周りを見渡すともう1人が横になっているのを見つけました。
「板橋さん、大丈夫ですか?」
「ん?おぉ、一体何が…うおっ!?」
板橋さんも絢爛な光景に驚いているようです。
私も最初は驚きましたからね。
「板橋さん、今からあの方が説明なさってくれるようですので落ち着いてください。」
「…ああ。」
やはり人生経験の差か、すぐに落ち着いてくださりました。
「ご説明を中止させてしまい申し訳ありません。」
「其方らの動揺は仕方のないものだと理解しておる。では、説明を続けるぞ。其方らを呼んだ理由は、私達に協力してもらうためだ。数日前に隣国であるハツナシラ王国がこの国に攻め込もうとしているという報告が送られてきた。だが、この国は軍事力が芳しくない。そこで、其方らを呼んだという訳だ。」
「つまり、戦力として呼ばれたということでしょうか?」
「そうだ。」
(脳内お花畑なのでしょうか。)
「あ、あの!戦争の為に呼ばれたってことですか?魔王がいるからとかではなく!?」
「れ、麗華お嬢様?どうされたのですか。」
突然、麗華お嬢様が大声を出されたので驚いてしまいました。
皆さんも驚いていらっしゃるようです。
「其方らの世界には魔物や魔王などがいないと書かれていたのだが…いつの間にか変わっていたのだな。」
「いえ、そのようなものはいません。」
麗華お嬢様はどうされてしまったのでしょう。
「私達は魔王を倒すのではないのですか!?」
「何故だ?」
「…え?」
「いや、こちらが疑問なのだが…魔王と私は友好関係にあるのだ。わざわざ火種を作るような真似をする必要がない。」
「ですが、魔物は…」
「確かに初代の魔王は魔物を生み出し、それを率いて他種族を襲ったと言われている。だが、その後の魔王にそれほどの力を持っている者はいなかったはずだが?」
「そんな…」
(どうしましょう…全く話についていけません。)
麗華お嬢様は何を話されているのでしょう。
華恋お嬢様方も困惑して顔を見合わせています。
「その、麗華お嬢様?なんの話をしていらっしゃるんですか?」
「え!?いや、その…」
(先ほどまでの勢いは何処に行ってしまわれたでしょうか。

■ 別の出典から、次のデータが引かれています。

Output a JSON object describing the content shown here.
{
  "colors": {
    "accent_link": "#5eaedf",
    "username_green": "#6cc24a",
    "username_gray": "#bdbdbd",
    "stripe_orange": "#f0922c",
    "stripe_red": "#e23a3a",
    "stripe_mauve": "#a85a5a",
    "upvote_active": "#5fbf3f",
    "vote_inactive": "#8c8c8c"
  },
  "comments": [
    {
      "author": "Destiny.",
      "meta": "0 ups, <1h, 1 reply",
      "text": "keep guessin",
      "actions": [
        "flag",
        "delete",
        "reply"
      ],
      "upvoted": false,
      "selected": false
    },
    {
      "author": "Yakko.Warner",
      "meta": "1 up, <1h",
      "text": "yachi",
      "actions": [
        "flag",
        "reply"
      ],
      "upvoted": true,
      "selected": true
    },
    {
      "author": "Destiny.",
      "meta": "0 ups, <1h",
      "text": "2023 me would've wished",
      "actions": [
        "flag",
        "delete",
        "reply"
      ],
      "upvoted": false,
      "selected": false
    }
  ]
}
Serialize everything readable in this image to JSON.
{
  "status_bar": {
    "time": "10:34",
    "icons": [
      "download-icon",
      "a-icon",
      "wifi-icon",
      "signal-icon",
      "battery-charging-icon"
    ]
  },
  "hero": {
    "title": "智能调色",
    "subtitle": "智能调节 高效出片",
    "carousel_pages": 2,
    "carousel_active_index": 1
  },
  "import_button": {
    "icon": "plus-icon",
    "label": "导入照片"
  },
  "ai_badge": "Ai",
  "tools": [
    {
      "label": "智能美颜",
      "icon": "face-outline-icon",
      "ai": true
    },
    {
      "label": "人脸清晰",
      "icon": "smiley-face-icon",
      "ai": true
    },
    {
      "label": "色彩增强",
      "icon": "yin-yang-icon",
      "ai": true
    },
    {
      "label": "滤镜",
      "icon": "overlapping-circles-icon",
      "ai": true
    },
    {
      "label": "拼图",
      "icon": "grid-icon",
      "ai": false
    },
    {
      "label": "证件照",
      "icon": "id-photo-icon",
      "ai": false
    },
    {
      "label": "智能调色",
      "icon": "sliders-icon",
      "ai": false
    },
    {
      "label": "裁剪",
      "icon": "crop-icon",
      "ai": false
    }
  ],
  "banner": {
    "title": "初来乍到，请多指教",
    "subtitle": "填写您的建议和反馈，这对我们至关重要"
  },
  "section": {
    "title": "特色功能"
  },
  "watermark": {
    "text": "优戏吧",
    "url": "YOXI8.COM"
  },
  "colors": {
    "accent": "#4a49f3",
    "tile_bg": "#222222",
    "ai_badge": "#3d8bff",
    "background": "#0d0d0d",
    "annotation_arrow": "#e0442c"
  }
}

)
麗華お嬢様は落ち着かれたようです。
「話を戻しますが、私達に戦争の道具になってほしいということでしたが、何故それに了承するとお考えになられているのでしょうか?」
「この提案を呑めば不自由のない生活は保証する。付き人もつけよう。そして、其方らの知らぬこの世界の知識が記された書物もある。戦争の働きによって更に褒美を与えよう。」
「そして断った場合はそちらの方々が私達を襲うという訳ですか。」
「ほぉ…気づいておったのか。」
王様の言葉と同時に16名の方が姿を表しました。
鎧も着ていらっしゃいますから、騎士といったところでしょう。
例によってお嬢様方は目を丸くしています。
「優秀な人材は貴重だ。其方の格好を見るに、付き人か使用人のようなものをしておったのだろう。だが、今度は反対の立場に立てるのだ。悪くない提案だと思うが?」
「お、俺は当然呑む!」
「ふむ。その少年は提案を受け入れるようだな。」
(継野様のことはどうでも良いのです。私が答えても良いものなのでしょうか?)
お嬢様の方を見ると、お嬢様もこちらをご覧になっていました。
「お嬢様、どうなされますか。」
「わ、私は…」
少しの間、静寂が流れました。
「ご、ごめんなさい。まだ混乱していて、内容が…」
「そうですか。このような状態ですから仕方がありません。私の方で判断させていただきます。よろしいですか?」
お嬢様方を見渡すと戸惑っているようでしたが、最後には頷いていただけました。
「其方が代表ということで良いのか?」
「はい。」
「ならば、答えよ。其方の決断を。」
「はい。お断りさせていただきます。」
言葉と同時に騎士であろう方々が武器を構えました。